While on the path to “Bridesmaids” as my favorite female-driven comedy of all-time, “Babes” falls a little short in the extent of its execution, with inconsistencies in the rendering that took attention away from the focus of the unraveling narrative. With the comedy being so boldly apparent in its rendering, it sometimes makes the various scenes feel episodic as a series of skits, primarily during the opening act, where the first fifteen minutes is spent with a pregnant Dawn bouncing off of one various setting after the other. In fact, it doesn’t feel like the film settles into its own comfortable rhythm with the storytelling until the film’s halfway mark, and while the comedy is about 70% effective, sometimes the overindulgence and dependency upon it made it feel more important than the characters and their various conflicts. In addition to this, I did appreciate the shock factor of one big reveal during the opening act, but its framing leaves more to be desired with the absence of additional characters who could’ve said not only added insight into the complexity of shattered connective links, but also added more directions to the script to justify its 104 minute run time, which doesn’t always smoothly orchestrate. Without spoiling anything, I can say that the one night stand in question with the plot does end as abruptly as one could expect with the situation, but I wish the film explored more of this man’s family coming into frame, especially in that the emergence of Eden’s baby could offer closure and clarity to them in ways that never felt important towards exploring within the complexions of this movie. And finally, as previously mentioned, there is a third act distancing between Eden and Dawn that can be predicted as early as the film’s second act, but not necessarily one that I felt was justified in the extent of the conflicts between them that feel petty for friends of over thirty years. Not to say that best friends don’t fight, but in this instance the distancing feels present for the sake of conventional storytelling, and for my money the movie and the strength of their friendship would’ve been better without it, especially since it lasts about as long as you would expect in the consequences of the story.
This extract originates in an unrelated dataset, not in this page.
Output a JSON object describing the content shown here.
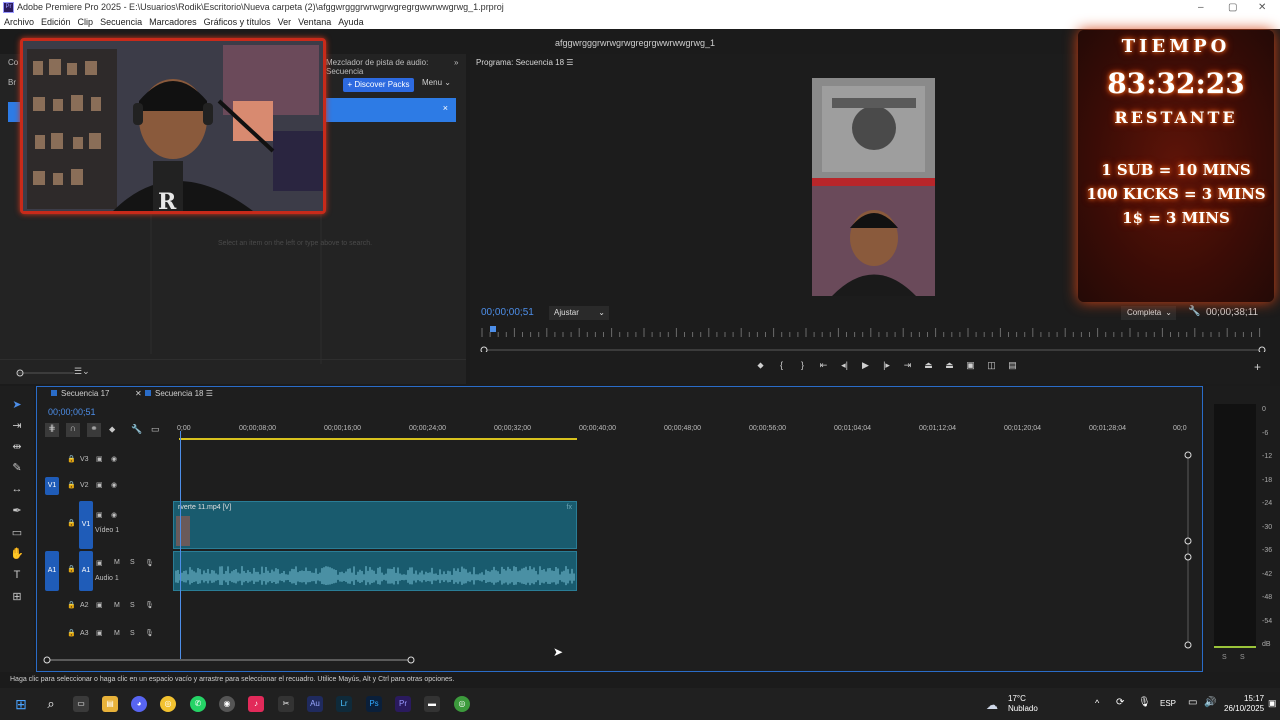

“Babes” is a shamelessly outrageous raunchy comedy full of unflinching insight about the bonds of friendship and the pratfalls of motherhood that bind them. Between an endless registry of effective gags, a genre-absorbing presentation from Pamela Adlon, and a lived-in brand of believability in chemistry from the star-making turns of Glazer and Buteau, the movie delivers something endearing for audiences of all demographics, in turn surmising a labor of love for crude comedies that prove anything men can do, women can do bolder.